To determine if an ordered pair is a solution to this equation means checking if substituting \(x\) and \(y\) from the pair into the equation results in a true statement. Thus, given a pair like \((-5, -20)\), plug \(-5\) for \(x\) and \(-20\) for \(y\). If both sides of the equation are equal after substitution, then the pair is a solution.

This approach is crucial in algebra to understand whether a certain point, represented by the ordered pair, falls on the line described by the equation. Each ordered pair offers a potential solution, and verifying it helps confirm or deny its validity.

Solution checking is the process of verifying if a given ordered pair satisfies an equation. This process involves substituting the values from the ordered pair into the equation and ensuring that both sides remain equal after simplification.

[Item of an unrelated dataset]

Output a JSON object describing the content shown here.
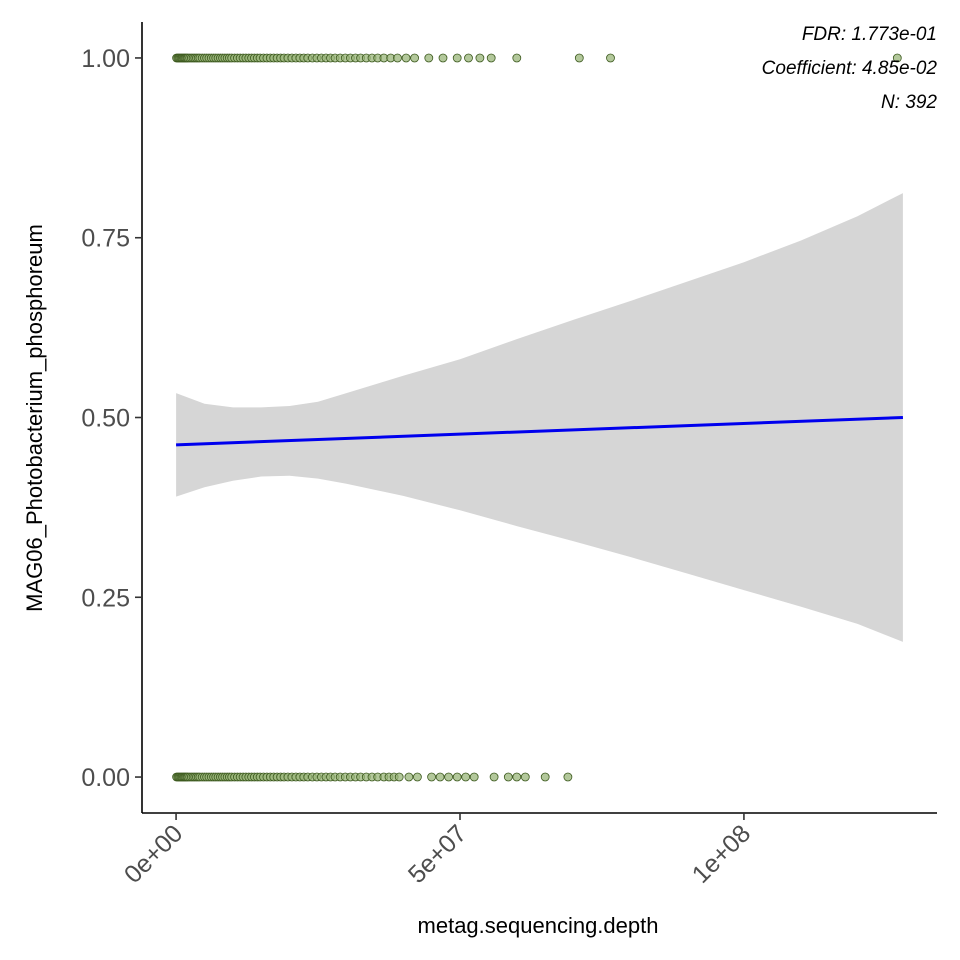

For example, consider the equation \(y = -4x\). To check if the ordered pair \((0, 0)\) is a solution, replace \(x\) with \(0\) and \(y\) with \(0\). Substituting these values, the equation becomes:
- Left side: \(y = 0\)
- Right side: \(-4 \times 0 = 0\)

Since both sides equal \(0\), \((0, 0)\) is indeed a solution. This means that the point \((0, 0)\) lies on the line described by the equation.

Solution checking is a key skill in algebra, as it allows you to verify potential solutions to equations and better understand the relationships between variables. It's a systematic and reliable way to ascertain if a given point is part of the line or curve described by the equation.

The substitution method is a reliable technique for solving linear equations that involves replacing variables with specific values. Here, we use the values from given ordered pairs to test against the equation.

In the equation \(y = -4x\), suppose we need to check the ordered pair \((9, -36)\). Substitution guides us to:

• Replace \(x\) with \(9\)
• Replace \(y\) with \(-36\)

Performing these substitutions transforms the equation into \(-36 = -4 \times 9\). Simplifying the right side gives \(-36 = -36\), confirming that the pair \((9, -36)\) is a valid solution.

This method not only helps in verifying whether the pair is a solution but also reinforces how equations work, showing how changes in the input \(x\) result in changes in the output \(y\). Understanding the substitution method is fundamental for solving equations, as it lays the groundwork for dealing with more complex algebraic problems.